Extragenital factors imply the presence of the following diseases and conditions: diabetes, disorders of fat metabolism, anemia, inflammatory diseases of the kidneys and urinary system, immunodeficiency states (AIDS, cancer, prolonged treatment with antibacterial and cytotoxic drugs), dysbacteriosis, and diseases requiring the use of antacids and glucocorticoids. In non-specific etiology of the disease is associated with the presence of extragenital inflammatory foci.
Social factors include:
- chronic stressful situations;
- low standard of living, incl. Inadequate and poor nutrition;
- chronic alcoholism and drug addiction.
Behavioral factors (habits) include some features of sexual life:
- early onset of sexual activity;
- high frequency of sexual contacts;
- a large number of sexual partners;
- unconventional forms of sexual contact - orogenital, anal;
- sexual relations during menstruation, as well as the use of hormonal, and not barrier contraception. For women who have used barrier methods of contraception for two or more years, inflammatory diseases of the pelvic organs are 23% less common.
It is believed that the use of oral contraceptives leads to eradicated endometritis.
It is believed that when using oral contraceptives, mild or moderate inflammation is due to a blurred clinical manifestation.
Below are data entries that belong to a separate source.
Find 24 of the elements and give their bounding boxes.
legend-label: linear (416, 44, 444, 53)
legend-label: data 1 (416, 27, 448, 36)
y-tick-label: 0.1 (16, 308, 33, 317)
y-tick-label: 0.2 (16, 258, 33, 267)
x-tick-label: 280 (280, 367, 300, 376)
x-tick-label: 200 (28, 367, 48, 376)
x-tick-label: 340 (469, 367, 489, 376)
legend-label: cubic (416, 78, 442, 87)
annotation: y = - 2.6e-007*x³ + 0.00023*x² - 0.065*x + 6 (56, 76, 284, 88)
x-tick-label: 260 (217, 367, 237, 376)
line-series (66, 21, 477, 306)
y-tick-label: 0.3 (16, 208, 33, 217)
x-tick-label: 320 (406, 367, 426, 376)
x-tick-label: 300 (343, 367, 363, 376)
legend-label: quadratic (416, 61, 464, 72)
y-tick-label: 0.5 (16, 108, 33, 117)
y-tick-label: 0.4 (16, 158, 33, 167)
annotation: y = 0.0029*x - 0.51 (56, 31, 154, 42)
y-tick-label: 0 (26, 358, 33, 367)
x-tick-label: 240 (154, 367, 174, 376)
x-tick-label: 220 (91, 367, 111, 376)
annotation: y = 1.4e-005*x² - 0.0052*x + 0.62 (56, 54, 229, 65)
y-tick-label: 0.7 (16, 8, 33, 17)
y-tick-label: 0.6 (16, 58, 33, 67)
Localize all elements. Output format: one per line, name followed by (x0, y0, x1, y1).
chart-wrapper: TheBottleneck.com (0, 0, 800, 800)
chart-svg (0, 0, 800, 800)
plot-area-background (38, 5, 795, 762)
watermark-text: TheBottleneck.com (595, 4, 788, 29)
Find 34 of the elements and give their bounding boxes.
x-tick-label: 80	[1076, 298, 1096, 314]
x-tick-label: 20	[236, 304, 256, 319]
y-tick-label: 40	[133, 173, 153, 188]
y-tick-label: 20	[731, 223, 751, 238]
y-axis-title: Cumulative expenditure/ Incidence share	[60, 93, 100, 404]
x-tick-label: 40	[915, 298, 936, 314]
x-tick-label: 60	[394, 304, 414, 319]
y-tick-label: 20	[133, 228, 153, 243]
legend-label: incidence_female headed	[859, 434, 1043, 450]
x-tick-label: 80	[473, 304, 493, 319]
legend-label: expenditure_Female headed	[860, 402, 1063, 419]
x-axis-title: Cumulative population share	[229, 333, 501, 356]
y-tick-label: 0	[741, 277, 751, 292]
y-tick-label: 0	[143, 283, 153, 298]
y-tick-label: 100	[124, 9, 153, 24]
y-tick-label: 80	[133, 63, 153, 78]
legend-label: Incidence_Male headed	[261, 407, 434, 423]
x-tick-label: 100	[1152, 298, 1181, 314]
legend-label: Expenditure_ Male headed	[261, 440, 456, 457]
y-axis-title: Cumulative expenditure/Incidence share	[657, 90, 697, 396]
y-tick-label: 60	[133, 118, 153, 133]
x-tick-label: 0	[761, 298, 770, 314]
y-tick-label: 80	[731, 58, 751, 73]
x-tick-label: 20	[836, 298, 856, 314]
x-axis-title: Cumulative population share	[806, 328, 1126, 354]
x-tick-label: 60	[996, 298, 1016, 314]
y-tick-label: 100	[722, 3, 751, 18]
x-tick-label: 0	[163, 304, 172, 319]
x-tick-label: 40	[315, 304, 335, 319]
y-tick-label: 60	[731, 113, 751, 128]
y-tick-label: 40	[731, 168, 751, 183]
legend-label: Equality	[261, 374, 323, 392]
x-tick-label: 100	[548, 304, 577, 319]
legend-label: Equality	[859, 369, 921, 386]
It has been suggested that douching for contraception and hygiene may be a risk factor for the development of acute inflammatory diseases of the pelvic organs. It is established that anal sex contributes to the appearance of genital herpes, warts, hepatitis and gonorrhea; hygienic douching increases the risk of inflammatory diseases. It is believed that frequent douching increases the risk of pelvic inflammatory diseases by 73%, the risk of ectopic pregnancy increases by 76% and may contribute to the development of cervical cancer.
Of course, these factors not only create the background against which the inflammatory process occurs, but also determine the characteristics of its development and course as a result of changes in the body's defenses.